The following article is from The Great Soviet Encyclopedia (1979). It might be outdated or ideologically biased.

Song and Dance Ensembles

 

(sometimes, folk song and dance ensembles), a type of artistic concert and estrada (variety stage) company.

Song and dance ensembles include various art forms: vocal music (choruses, ensembles, and solos), instrumental music (symphony orchestras, folk instrument orchestras, and others), and choreography (solo dances, ensembles, and others). The basic element of song and dance ensembles is the chorus or the dance group. The repertories of these ensembles include works by Soviet and foreign composers and old and modern folk songs, dances, and instrumental music. An ensemble’s program may be unified by a common theme, or it may consist of individual numbers; usually it contains theatrical elements. Song and dance ensembles attract especially gifted performers from amateur artistic groups as well as professional artists.

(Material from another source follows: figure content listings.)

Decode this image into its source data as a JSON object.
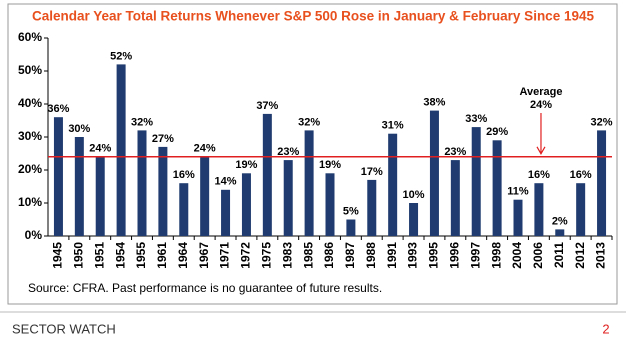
{
  "chart_data": {
    "type": "bar",
    "title": "Calendar Year Total Returns Whenever S&P 500 Rose in January & February Since 1945",
    "categories": [
      "1945",
      "1950",
      "1951",
      "1954",
      "1955",
      "1961",
      "1964",
      "1967",
      "1971",
      "1972",
      "1975",
      "1983",
      "1985",
      "1986",
      "1987",
      "1988",
      "1991",
      "1993",
      "1995",
      "1996",
      "1997",
      "1998",
      "2004",
      "2006",
      "2011",
      "2012",
      "2013"
    ],
    "values": [
      36,
      30,
      24,
      52,
      32,
      27,
      16,
      24,
      14,
      19,
      37,
      23,
      32,
      19,
      5,
      17,
      31,
      10,
      38,
      23,
      33,
      29,
      11,
      16,
      2,
      16,
      32
    ],
    "value_labels": [
      "36%",
      "30%",
      "24%",
      "52%",
      "32%",
      "27%",
      "16%",
      "24%",
      "14%",
      "19%",
      "37%",
      "23%",
      "32%",
      "19%",
      "5%",
      "17%",
      "31%",
      "10%",
      "38%",
      "23%",
      "33%",
      "29%",
      "11%",
      "16%",
      "2%",
      "16%",
      "32%"
    ],
    "color": "#1f3b6f",
    "ylim": [
      0,
      60
    ],
    "yticks": [
      {
        "value": 0,
        "label": "0%"
      },
      {
        "value": 10,
        "label": "10%"
      },
      {
        "value": 20,
        "label": "20%"
      },
      {
        "value": 30,
        "label": "30%"
      },
      {
        "value": 40,
        "label": "40%"
      },
      {
        "value": 50,
        "label": "50%"
      },
      {
        "value": 60,
        "label": "60%"
      }
    ],
    "average": 24,
    "average_title": "Average",
    "average_label": "24%",
    "average_color": "#e02020",
    "source": "Source: CFRA. Past performance is no guarantee of future results."
  },
  "footer": {
    "left": "SECTOR WATCH",
    "page": "2"
  }
}
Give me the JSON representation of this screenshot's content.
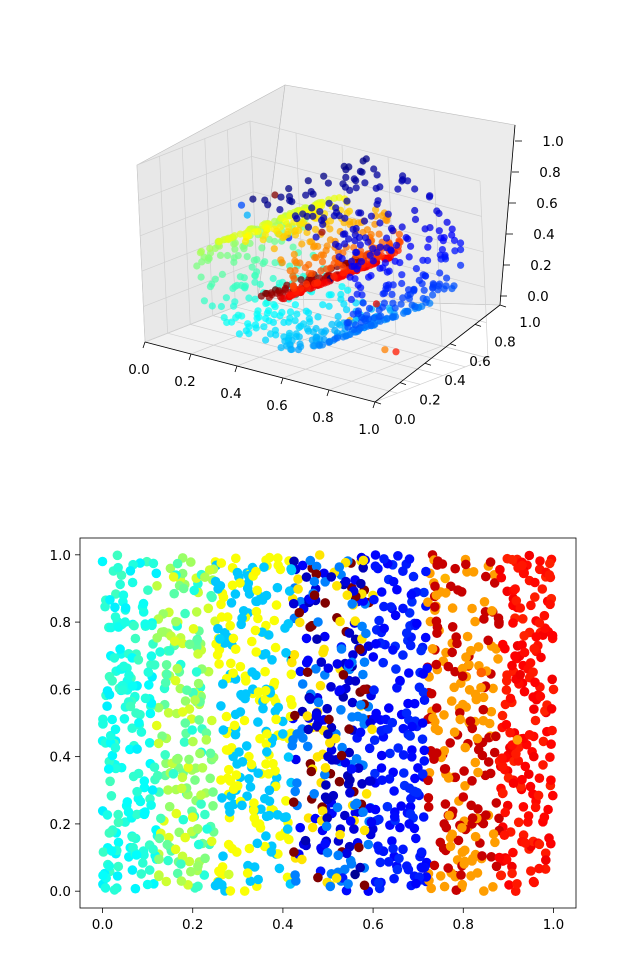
{
  "chart_data": [
    {
      "type": "scatter",
      "projection": "3d",
      "title": "",
      "xlabel": "",
      "ylabel": "",
      "zlabel": "",
      "xlim": [
        0,
        1
      ],
      "ylim": [
        0,
        1
      ],
      "zlim": [
        0,
        1
      ],
      "xticks": [
        "0.0",
        "0.2",
        "0.4",
        "0.6",
        "0.8",
        "1.0"
      ],
      "yticks": [
        "0.0",
        "0.2",
        "0.4",
        "0.6",
        "0.8",
        "1.0"
      ],
      "zticks": [
        "0.0",
        "0.2",
        "0.4",
        "0.6",
        "0.8",
        "1.0"
      ],
      "grid": true,
      "colormap": "jet",
      "description": "",
      "points": [
        {
          "x": 0.02,
          "y": 0.1,
          "z": 0.5,
          "c": 0.3
        },
        {
          "x": 0.25,
          "y": 0.2,
          "z": 0.2,
          "c": 0.35
        },
        {
          "x": 0.45,
          "y": 0.1,
          "z": 0.05,
          "c": 0.7
        },
        {
          "x": 0.7,
          "y": 0.3,
          "z": 0.02,
          "c": 0.75
        },
        {
          "x": 0.9,
          "y": 0.6,
          "z": 0.15,
          "c": 0.85
        },
        {
          "x": 0.95,
          "y": 0.85,
          "z": 0.5,
          "c": 0.9
        },
        {
          "x": 0.75,
          "y": 0.9,
          "z": 0.85,
          "c": 0.97
        },
        {
          "x": 0.5,
          "y": 0.8,
          "z": 0.95,
          "c": 1.0
        },
        {
          "x": 0.3,
          "y": 0.7,
          "z": 0.8,
          "c": 0.2
        },
        {
          "x": 0.4,
          "y": 0.5,
          "z": 0.6,
          "c": 0.15
        },
        {
          "x": 0.55,
          "y": 0.45,
          "z": 0.4,
          "c": 0.05
        },
        {
          "x": 0.6,
          "y": 0.55,
          "z": 0.45,
          "c": 0.0
        }
      ]
    },
    {
      "type": "scatter",
      "title": "",
      "xlabel": "",
      "ylabel": "",
      "xlim": [
        -0.05,
        1.05
      ],
      "ylim": [
        -0.05,
        1.05
      ],
      "xticks": [
        "0.0",
        "0.2",
        "0.4",
        "0.6",
        "0.8",
        "1.0"
      ],
      "yticks": [
        "0.0",
        "0.2",
        "0.4",
        "0.6",
        "0.8",
        "1.0"
      ],
      "grid": false,
      "colormap": "jet",
      "points": [
        {
          "x": 0.0,
          "y": 0.98,
          "c": 0.37
        },
        {
          "x": 0.01,
          "y": 0.55,
          "c": 0.36
        },
        {
          "x": 0.02,
          "y": 0.12,
          "c": 0.38
        },
        {
          "x": 0.05,
          "y": 0.8,
          "c": 0.4
        },
        {
          "x": 0.08,
          "y": 0.35,
          "c": 0.42
        },
        {
          "x": 0.1,
          "y": 0.02,
          "c": 0.39
        },
        {
          "x": 0.14,
          "y": 0.62,
          "c": 0.45
        },
        {
          "x": 0.18,
          "y": 0.9,
          "c": 0.48
        },
        {
          "x": 0.2,
          "y": 0.22,
          "c": 0.6
        },
        {
          "x": 0.23,
          "y": 0.45,
          "c": 0.55
        },
        {
          "x": 0.26,
          "y": 0.75,
          "c": 0.33
        },
        {
          "x": 0.28,
          "y": 0.05,
          "c": 0.58
        },
        {
          "x": 0.31,
          "y": 0.58,
          "c": 0.32
        },
        {
          "x": 0.34,
          "y": 0.95,
          "c": 0.63
        },
        {
          "x": 0.37,
          "y": 0.3,
          "c": 0.31
        },
        {
          "x": 0.42,
          "y": 0.68,
          "c": 0.65
        },
        {
          "x": 0.45,
          "y": 0.15,
          "c": 0.05
        },
        {
          "x": 0.47,
          "y": 0.88,
          "c": 1.0
        },
        {
          "x": 0.5,
          "y": 0.4,
          "c": 0.08
        },
        {
          "x": 0.53,
          "y": 0.72,
          "c": 0.25
        },
        {
          "x": 0.56,
          "y": 0.05,
          "c": 0.02
        },
        {
          "x": 0.58,
          "y": 0.6,
          "c": 0.97
        },
        {
          "x": 0.62,
          "y": 0.33,
          "c": 0.14
        },
        {
          "x": 0.65,
          "y": 0.82,
          "c": 0.12
        },
        {
          "x": 0.68,
          "y": 0.2,
          "c": 0.13
        },
        {
          "x": 0.71,
          "y": 0.5,
          "c": 0.12
        },
        {
          "x": 0.76,
          "y": 0.93,
          "c": 0.7
        },
        {
          "x": 0.8,
          "y": 0.28,
          "c": 0.92
        },
        {
          "x": 0.84,
          "y": 0.65,
          "c": 0.78
        },
        {
          "x": 0.88,
          "y": 0.1,
          "c": 0.88
        },
        {
          "x": 0.92,
          "y": 0.45,
          "c": 0.72
        },
        {
          "x": 0.95,
          "y": 0.85,
          "c": 0.86
        },
        {
          "x": 0.98,
          "y": 0.22,
          "c": 0.87
        },
        {
          "x": 1.0,
          "y": 0.6,
          "c": 0.85
        }
      ]
    }
  ]
}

Among the largest companies are the A. V. Aleksandrov Song and Dance Ensemble of the Soviet Army, the Folk Dance Ensemble of the USSR, the Berezka Folk Dance Ensemble, and the Folk Dance Ensemble of the Georgian SSR. The artistic forms of such ensembles are also used by many music and choral companies—for example, the Piatnitskii Russian Folk Chorus (organized in 1910), the Northern Folk Chorus (1926), the Voronezh Russian Folk Chorus (1943), and others. Song and dance ensembles have been created in republics and oblasts. These include the State Honored Folk Song and Dance Ensemble of the Armenian SSR (organized in 1938), the State Honored Song and Dance Ensemble of the Azerbaijan SSR (1938), the State Honored Folk Song and Dance Ensemble of Georgia (1885), the Letuva State Honored Song and Dance Ensemble of the Lithuanian SSR (1940), the State Song and Dance Ensemble of the Kazakh SSR (1955), the State Uzbek Song and Dance Ensemble (1955), the Bakhor State Uzbek Dance Ensemble (1957), the G. G. Verevka State Ukrainian Folk Chorus (1943), and the State Honored Dance Ensemble of the Ukrainian SSR (1954).

This art form is experiencing fruitful and varied development in a number of foreign countries. Examples are the Mazowsze and Slask ensembles in Poland, the Sluk Ensemble in Czechoslovakia, and the Kolo Ensemble in Yugoslavia.